Wissenschaft versucht, komplexe Zusammenhänge oder Phänomene zu verstehen. Dazu gehört ergebnisoffenes Arbeiten. Alle Gedankenschritte und Forschungsgrundlagen müssen nachvollziehbar sein, dürfen kritisiert oder widerlegt werden. Wissenschaftler*innen müssen und dürfen sich dabei durchaus auch widersprechen - und sogar ihre Meinung ändern. Zentral ist der Erkenntnisgewinn. Bei einer Pandemie gehört dazu auch häufig das Aushalten von Unwissen und dem Fehlen von bestimmten wissenschaftlichen Erklärungen. Eine Verschwörungserzählung hingegen kennt schon die Antwort, bevor die eigentliche Frage überhaupt gestellt ist. Ihr Ziel ist nicht ein etwaiger Erkenntnisgewinn, sondern die Suche nach Informationen, die das eigene verzerrte Weltbild bestätigen.
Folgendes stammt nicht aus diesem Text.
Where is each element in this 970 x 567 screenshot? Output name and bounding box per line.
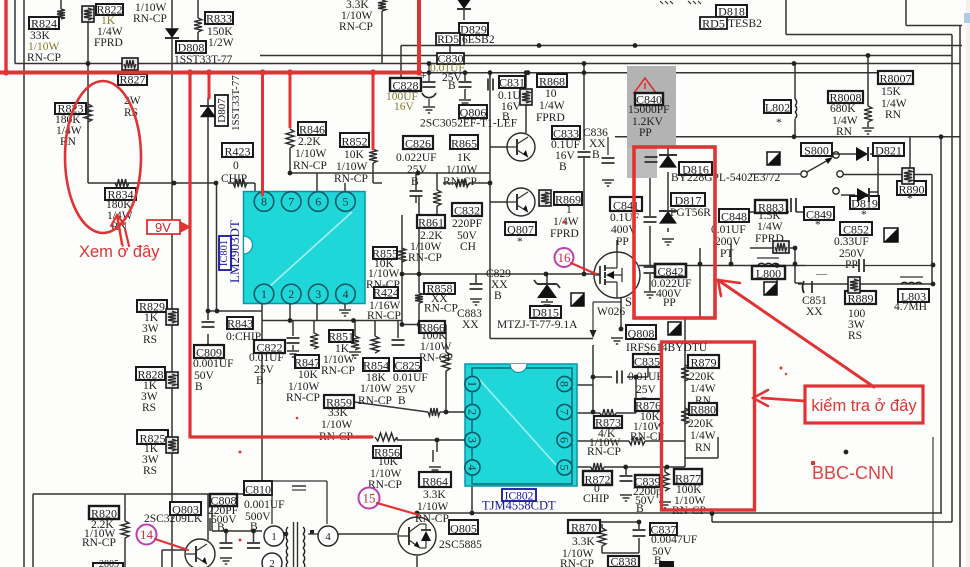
- svg-text:500V: 500V: [245, 511, 271, 523]
- svg-text:1K: 1K: [457, 152, 472, 164]
- svg-text:*: *: [517, 236, 523, 248]
- svg-text:10K: 10K: [344, 149, 365, 161]
- svg-text:0.022UF: 0.022UF: [396, 152, 437, 164]
- svg-text:CHIP: CHIP: [583, 493, 609, 505]
- svg-text:C852: C852: [843, 223, 869, 237]
- svg-text:16V: 16V: [394, 101, 415, 113]
- svg-text:1/4W: 1/4W: [553, 216, 579, 228]
- svg-text:2805: 2805: [99, 559, 119, 567]
- svg-text:B: B: [256, 375, 264, 387]
- svg-text:1/10W: 1/10W: [417, 501, 448, 513]
- svg-text:CH: CH: [460, 241, 476, 253]
- svg-text:CHIP: CHIP: [221, 173, 247, 185]
- svg-text:1/4W: 1/4W: [690, 383, 716, 395]
- svg-text:2: 2: [465, 409, 479, 415]
- svg-text:D808: D808: [178, 41, 205, 55]
- svg-text:PP: PP: [639, 127, 652, 139]
- svg-text:4: 4: [343, 287, 349, 301]
- svg-text:RS: RS: [143, 334, 157, 346]
- svg-text:1/10W: 1/10W: [446, 164, 477, 176]
- svg-text:L802: L802: [765, 101, 790, 115]
- svg-text:R879: R879: [690, 356, 716, 370]
- svg-text:R833: R833: [206, 12, 232, 26]
- svg-text:RN-CP: RN-CP: [286, 392, 320, 404]
- svg-text:RN-CP: RN-CP: [424, 303, 458, 315]
- svg-text:RN-CP: RN-CP: [560, 558, 594, 567]
- svg-text:6: 6: [558, 437, 572, 443]
- svg-text:B: B: [636, 503, 644, 515]
- svg-text:200V: 200V: [715, 236, 741, 248]
- svg-text:+: +: [420, 68, 427, 82]
- svg-text:L800: L800: [756, 267, 781, 281]
- svg-text:FPRD: FPRD: [94, 37, 123, 49]
- svg-text:B: B: [592, 149, 600, 161]
- svg-text:FPRD: FPRD: [536, 112, 565, 124]
- svg-text:C838: C838: [610, 555, 636, 567]
- svg-text:RN-CP: RN-CP: [293, 160, 327, 172]
- svg-text:1/10W: 1/10W: [321, 419, 352, 431]
- svg-text:5: 5: [343, 195, 349, 209]
- svg-text:Q805: Q805: [450, 522, 477, 536]
- svg-text:RS: RS: [143, 465, 157, 477]
- svg-text:1SST33T-77: 1SST33T-77: [174, 54, 233, 66]
- svg-text:B: B: [195, 381, 203, 393]
- svg-text:1/4W: 1/4W: [757, 221, 783, 233]
- svg-text:RS: RS: [142, 402, 156, 414]
- svg-text:R864: R864: [422, 475, 448, 489]
- svg-text:2: 2: [269, 558, 275, 567]
- svg-text:PGT56R: PGT56R: [670, 207, 711, 219]
- svg-text:C826: C826: [405, 137, 431, 151]
- svg-text:XX: XX: [462, 319, 479, 331]
- svg-text:0.001UF: 0.001UF: [193, 358, 234, 370]
- svg-text:PT: PT: [720, 248, 733, 260]
- svg-text:10K: 10K: [378, 456, 399, 468]
- svg-text:C842: C842: [657, 265, 683, 279]
- svg-text:0: 0: [233, 160, 239, 172]
- svg-text:1: 1: [566, 204, 572, 216]
- svg-text:15K: 15K: [881, 86, 902, 98]
- svg-text:RN-CP: RN-CP: [82, 537, 116, 549]
- svg-text:C835: C835: [634, 355, 660, 369]
- svg-text:B: B: [411, 176, 419, 188]
- svg-text:RN-CP: RN-CP: [358, 395, 392, 407]
- svg-text:C825: C825: [394, 359, 420, 373]
- svg-text:RN-CP: RN-CP: [587, 446, 621, 458]
- svg-text:TESB2: TESB2: [728, 18, 762, 30]
- svg-text:B: B: [250, 521, 258, 533]
- svg-text:C848: C848: [721, 210, 747, 224]
- svg-text:RN-CP: RN-CP: [133, 13, 167, 25]
- svg-text:B: B: [494, 290, 502, 302]
- svg-text:15000PF: 15000PF: [628, 104, 670, 116]
- svg-text:25V: 25V: [407, 164, 428, 176]
- svg-text:R852: R852: [341, 135, 367, 149]
- svg-text:0.01UF: 0.01UF: [628, 371, 663, 383]
- svg-text:0.33UF: 0.33UF: [834, 236, 869, 248]
- svg-text:Xem ở đây: Xem ở đây: [79, 243, 160, 261]
- svg-text:33K: 33K: [328, 407, 349, 419]
- svg-text:B: B: [217, 522, 225, 534]
- svg-text:*: *: [776, 117, 782, 129]
- svg-text:4.7MH: 4.7MH: [894, 301, 927, 313]
- svg-text:RN-CP: RN-CP: [321, 365, 355, 377]
- svg-text:BBC-CNN: BBC-CNN: [812, 463, 894, 483]
- svg-text:7: 7: [558, 409, 572, 415]
- svg-text:220K: 220K: [688, 418, 714, 430]
- svg-text:RN: RN: [60, 136, 77, 148]
- svg-text:2.2K: 2.2K: [298, 136, 321, 148]
- svg-text:Q807: Q807: [507, 223, 534, 237]
- svg-text:S: S: [625, 295, 632, 309]
- svg-text:R847: R847: [294, 356, 320, 370]
- svg-text:1: 1: [261, 287, 267, 301]
- svg-text:1SST33T-77: 1SST33T-77: [230, 75, 242, 131]
- svg-text:3: 3: [465, 437, 479, 443]
- svg-text:4: 4: [325, 531, 331, 543]
- svg-text:C810: C810: [245, 483, 271, 497]
- svg-text:10: 10: [545, 88, 557, 100]
- svg-text:C832: C832: [454, 204, 480, 218]
- svg-text:RN: RN: [885, 109, 902, 121]
- svg-text:8: 8: [558, 381, 572, 387]
- svg-text:RN: RN: [695, 442, 712, 454]
- svg-text:3.3K: 3.3K: [572, 536, 595, 548]
- svg-text:0.01UF: 0.01UF: [393, 372, 428, 384]
- svg-text:S800: S800: [804, 144, 829, 158]
- svg-text:—: —: [815, 268, 828, 280]
- svg-text:15: 15: [363, 491, 376, 506]
- svg-text:MTZJ-T-77-9.1A: MTZJ-T-77-9.1A: [497, 319, 578, 331]
- svg-text:25V: 25V: [636, 384, 657, 396]
- svg-text:kiểm tra ở đây: kiểm tra ở đây: [811, 397, 917, 415]
- svg-text:R827: R827: [119, 73, 145, 87]
- svg-text:R880: R880: [690, 403, 716, 417]
- svg-text:RN-CP: RN-CP: [27, 52, 61, 64]
- svg-text:0.0047UF: 0.0047UF: [651, 534, 697, 546]
- svg-text:*: *: [815, 219, 821, 231]
- svg-text:1/10W: 1/10W: [295, 148, 326, 160]
- svg-text:0.001UF: 0.001UF: [244, 499, 285, 511]
- svg-text:R824: R824: [31, 17, 57, 31]
- svg-text:1/2W: 1/2W: [208, 37, 234, 49]
- svg-text:B: B: [448, 80, 456, 92]
- svg-text:2: 2: [288, 287, 294, 301]
- svg-text:PP: PP: [663, 297, 676, 309]
- svg-text:D817: D817: [675, 194, 702, 208]
- svg-text:IRFS614BYDTU: IRFS614BYDTU: [626, 342, 708, 354]
- svg-text:*: *: [907, 193, 913, 205]
- svg-text:RS: RS: [848, 330, 862, 342]
- svg-text:PP: PP: [616, 236, 629, 248]
- svg-text:2SC3052EF-T1-LEF: 2SC3052EF-T1-LEF: [420, 118, 517, 130]
- svg-text:RN-CP: RN-CP: [367, 310, 401, 322]
- svg-text:B: B: [559, 161, 567, 173]
- svg-text:*: *: [861, 209, 867, 221]
- svg-text:R854: R854: [363, 359, 389, 373]
- svg-text:R861: R861: [418, 216, 444, 230]
- svg-text:R870: R870: [571, 521, 597, 535]
- svg-text:1/10W: 1/10W: [360, 383, 391, 395]
- svg-text:D821: D821: [875, 144, 902, 158]
- svg-text:3.3K: 3.3K: [423, 489, 446, 501]
- svg-text:B: B: [398, 395, 406, 407]
- svg-text:RN-CP: RN-CP: [630, 431, 664, 443]
- svg-text:R8007: R8007: [879, 72, 911, 86]
- svg-text:1/4W: 1/4W: [539, 100, 565, 112]
- svg-text:5: 5: [558, 465, 572, 471]
- svg-text:Q808: Q808: [628, 327, 655, 341]
- svg-text:TJM4558CDT: TJM4558CDT: [482, 499, 556, 513]
- svg-text:RN-CP: RN-CP: [419, 352, 453, 364]
- svg-text:R423: R423: [224, 145, 250, 159]
- svg-text:D815: D815: [532, 306, 559, 320]
- svg-text:FPRD: FPRD: [550, 228, 579, 240]
- svg-text:W026: W026: [597, 306, 625, 318]
- svg-text:220K: 220K: [689, 371, 715, 383]
- svg-text:680K: 680K: [830, 103, 856, 115]
- svg-text:RN-CP: RN-CP: [334, 173, 368, 185]
- svg-text:R843: R843: [227, 317, 253, 331]
- svg-text:RD5: RD5: [437, 34, 459, 46]
- svg-text:R846: R846: [299, 123, 325, 137]
- svg-text:1: 1: [271, 531, 277, 543]
- svg-text:14: 14: [140, 527, 154, 542]
- svg-text:RN-CP: RN-CP: [339, 21, 373, 33]
- svg-text:R424: R424: [373, 286, 399, 300]
- svg-text:8: 8: [261, 195, 267, 209]
- svg-text:10K: 10K: [298, 369, 319, 381]
- svg-text:R868: R868: [539, 75, 565, 89]
- svg-text:6ESB2: 6ESB2: [462, 34, 495, 46]
- svg-text:220PF: 220PF: [452, 218, 482, 230]
- svg-text:0.01UF: 0.01UF: [249, 352, 284, 364]
- svg-text:R851: R851: [328, 330, 354, 344]
- svg-text:16: 16: [558, 250, 572, 265]
- svg-text:RD5: RD5: [702, 17, 725, 31]
- svg-text:1/4W: 1/4W: [690, 430, 716, 442]
- svg-text:1: 1: [465, 381, 479, 387]
- svg-text:3: 3: [315, 287, 321, 301]
- svg-text:R865: R865: [451, 137, 477, 151]
- svg-text:RN-CP: RN-CP: [408, 252, 442, 264]
- svg-text:RN-CP: RN-CP: [443, 176, 477, 188]
- svg-text:LM2903DT: LM2903DT: [227, 220, 242, 283]
- svg-text:RN: RN: [836, 126, 853, 138]
- svg-text:2SC3209LK: 2SC3209LK: [144, 513, 203, 525]
- svg-text:2SC5885: 2SC5885: [439, 539, 482, 551]
- svg-text:7: 7: [288, 195, 294, 209]
- svg-text:C831: C831: [499, 76, 525, 90]
- svg-text:6: 6: [315, 195, 321, 209]
- svg-text:1/10W: 1/10W: [336, 161, 367, 173]
- svg-text:D807: D807: [216, 98, 228, 123]
- svg-text:XX: XX: [806, 306, 823, 318]
- svg-text:9V: 9V: [155, 220, 171, 235]
- svg-text:4: 4: [465, 465, 479, 471]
Die Existenz einer Verschwörung wird nicht zur Debatte gestellt, sondern steht bereits vor jeder Information fest.
Wird durch die Kritik, eine offene demokratische Gesellschaft in Frage stellt?
Verschwörungserzählungen schüren Hass und Gewalt gegen die vermeintlichen „Verschwörer*innen“ und konstruieren widerspruchsfreie Parallelwelten, die einem vermeintlichen Volkswillen entsprechen. Einen solchen Volkswillen gibt es aber nicht; Widersprüche und Meinungsverscheidenheiten auszuhalten ist Grundlage jeder liberalen Demokratie. Unsere Politik lebt von einem Aushandlungsprozess zwischen Individuen und Gruppen mit komplexen und verschiedenen Interessen. Den verhindern zu wollen ist letztendlich antidemokratisch.